Toca “Não Creio Em Mais Nada” na hora em que toda a plateia não tem mais unha para roer, tomada de tensão na encruzilhada (às avessas) em que Fabrício, estrela de lives e doutor em Empreendedorismo, fecha seus caminho. É um papel com força para repaginar carreiras, que a gente torcia pro Juliano Cazarré ter há dez anos, desde seu show de atuação em “Boi Neon”.

Fabrício fala como coach, é prospectivo, ama seu casal de filhos, detesta a banda Inimigos do Rei e sente nojo de quem se baba de ketchup. É direito dele. TOC é TOC.

Só que, em igual medida, chefe é chefe, e, nesse thriller de tom tragicômico do autor de “Como é Cruel Viver Assim” e “Meu nome é Reginaldson”, o patrão de Fabrício besunta molho nas esfihas que engole depois de bater um pratão como se não houvesse amanhã. Se você pensou em gula, ela é só um dos pecados delem além da luxúria, cobiça, preguiça…

O título “Compliance”, que Ceylão adotou, refere-se, ao primeiro sinal do teatro da nossa memória social, ao dispositivo de controle de dados num ambiente de grandes corporações. É o nome da intância para a qual se denuncia abuso.

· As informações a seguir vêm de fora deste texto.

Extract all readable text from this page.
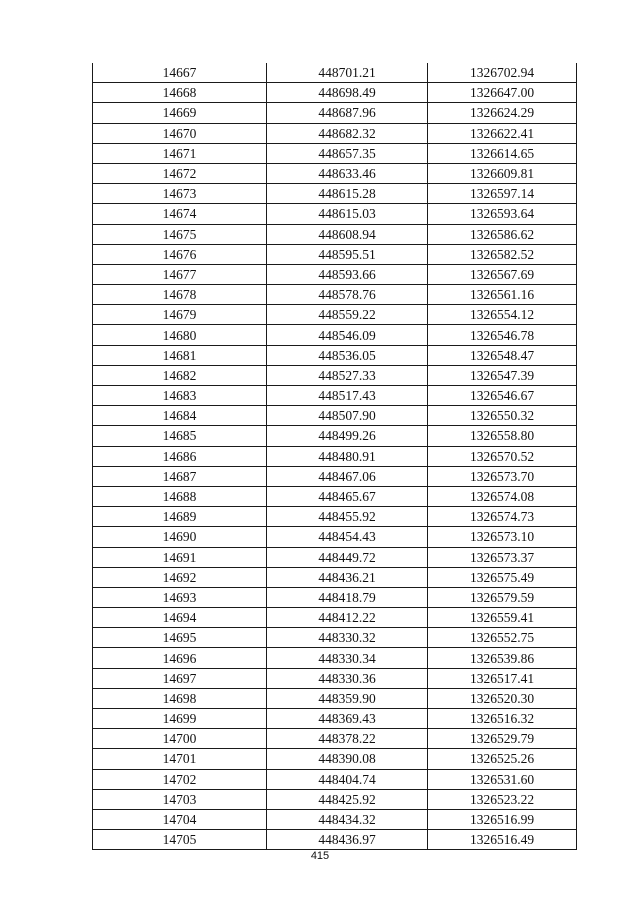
14667	448701.21	1326702.94
14668	448698.49	1326647.00
14669	448687.96	1326624.29
14670	448682.32	1326622.41
14671	448657.35	1326614.65
14672	448633.46	1326609.81
14673	448615.28	1326597.14
14674	448615.03	1326593.64
14675	448608.94	1326586.62
14676	448595.51	1326582.52
14677	448593.66	1326567.69
14678	448578.76	1326561.16
14679	448559.22	1326554.12
14680	448546.09	1326546.78
14681	448536.05	1326548.47
14682	448527.33	1326547.39
14683	448517.43	1326546.67
14684	448507.90	1326550.32
14685	448499.26	1326558.80
14686	448480.91	1326570.52
14687	448467.06	1326573.70
14688	448465.67	1326574.08
14689	448455.92	1326574.73
14690	448454.43	1326573.10
14691	448449.72	1326573.37
14692	448436.21	1326575.49
14693	448418.79	1326579.59
14694	448412.22	1326559.41
14695	448330.32	1326552.75
14696	448330.34	1326539.86
14697	448330.36	1326517.41
14698	448359.90	1326520.30
14699	448369.43	1326516.32
14700	448378.22	1326529.79
14701	448390.08	1326525.26
14702	448404.74	1326531.60
14703	448425.92	1326523.22
14704	448434.32	1326516.99
14705	448436.97	1326516.49
415
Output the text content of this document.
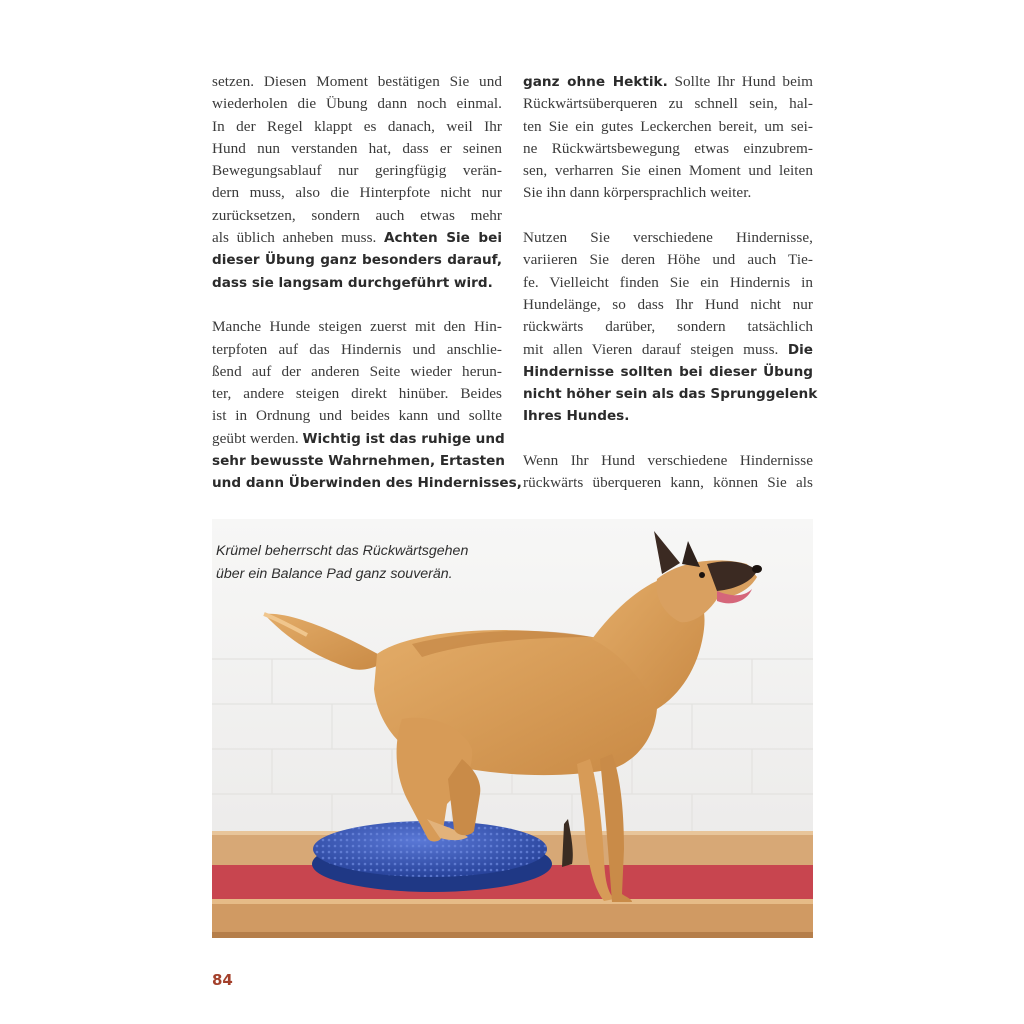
setzen. Diesen Moment bestätigen Sie und
wiederholen die Übung dann noch einmal.
In der Regel klappt es danach, weil Ihr
Hund nun verstanden hat, dass er seinen
Bewegungsablauf nur geringfügig verän-
dern muss, also die Hinterpfote nicht nur
zurücksetzen, sondern auch etwas mehr
als üblich anheben muss. Achten Sie bei
dieser Übung ganz besonders darauf,
dass sie langsam durchgeführt wird.

Manche Hunde steigen zuerst mit den Hin-
terpfoten auf das Hindernis und anschlie-
ßend auf der anderen Seite wieder herun-
ter, andere steigen direkt hinüber. Beides
ist in Ordnung und beides kann und sollte
geübt werden. Wichtig ist das ruhige und
sehr bewusste Wahrnehmen, Ertasten
und dann Überwinden des Hindernisses,

ganz ohne Hektik. Sollte Ihr Hund beim
Rückwärtsüberqueren zu schnell sein, hal-
ten Sie ein gutes Leckerchen bereit, um sei-
ne Rückwärtsbewegung etwas einzubrem-
sen, verharren Sie einen Moment und leiten
Sie ihn dann körpersprachlich weiter.

Nutzen Sie verschiedene Hindernisse,
variieren Sie deren Höhe und auch Tie-
fe. Vielleicht finden Sie ein Hindernis in
Hundelänge, so dass Ihr Hund nicht nur
rückwärts darüber, sondern tatsächlich
mit allen Vieren darauf steigen muss. Die
Hindernisse sollten bei dieser Übung
nicht höher sein als das Sprunggelenk
Ihres Hundes.

Wenn Ihr Hund verschiedene Hindernisse
rückwärts überqueren kann, können Sie als

Krümel beherrscht das Rückwärtsgehen
über ein Balance Pad ganz souverän.
84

Aliás, o termo é motivo de bênção para muita gente. Louva-o sobretudo quem se sente oprimido por uma chefia de paciência rarefeita ou por colegas de modos não civilizados. Há, entretanto, um abismo semiótico de comando por trás desse signo de segurança que virou boia nos novos tempos. É isso o que Fabrício aprende, na pele, a golpes de martelo que o endurecem. É o que ele nos ensina, numa estrutura de live que evoca o sucesso “A arte e a maneira de abordar seu chefe para pedir um aumento”, monólogo de Marco Nanini, montado em 2013, por Guel Arraes, a partir de texto de Georges Perec (1936-1982) .

Fabrício, figura alquebrada que Cazarré constrói sob a batuta de Ceylão, é um executivo de terno e colete bem ajustado. Tem o sorriso treinado e chega municiado com frases prontas. Sua atitude é quase violenta, amenizada por um sorriso ora carismático ora doentio. Cheio de falas motivacionais, ele tem atraído milhares de seguidores e todos os dias entra ao vivo no Instagram para motivar a audiência com lemas como: “Executa e vai. Mente milionária!”. 

“Compliance” é um amálgama de autoajuda e promessas de ascensão pessoal. A live que se vê na narrativa da peça segue uma linha de desespero diferente das que ele se habituou a fazer. Fabrício está fora de si.

Cenografado e musicado por Ceylão, “Compliance” revela, em cena, a tragédia que virou a vida de Fabrício do avesso, num calvário que lembra o de Joaquin Phoenix em “Coringa” (o Leão de Ouro de 2019). O anti-herói desse “O Rei da Comédia” teatral, em seu devir De Niro, conta como, depois de ter levado seis meses desempregado, foi contratado por uma empresa onde, de forma estranha, seu chefe, Bruno Batista, parecia tê-lo como protegido e preferido. Fabricio era o único tratado com deferência num ambiente hostil. 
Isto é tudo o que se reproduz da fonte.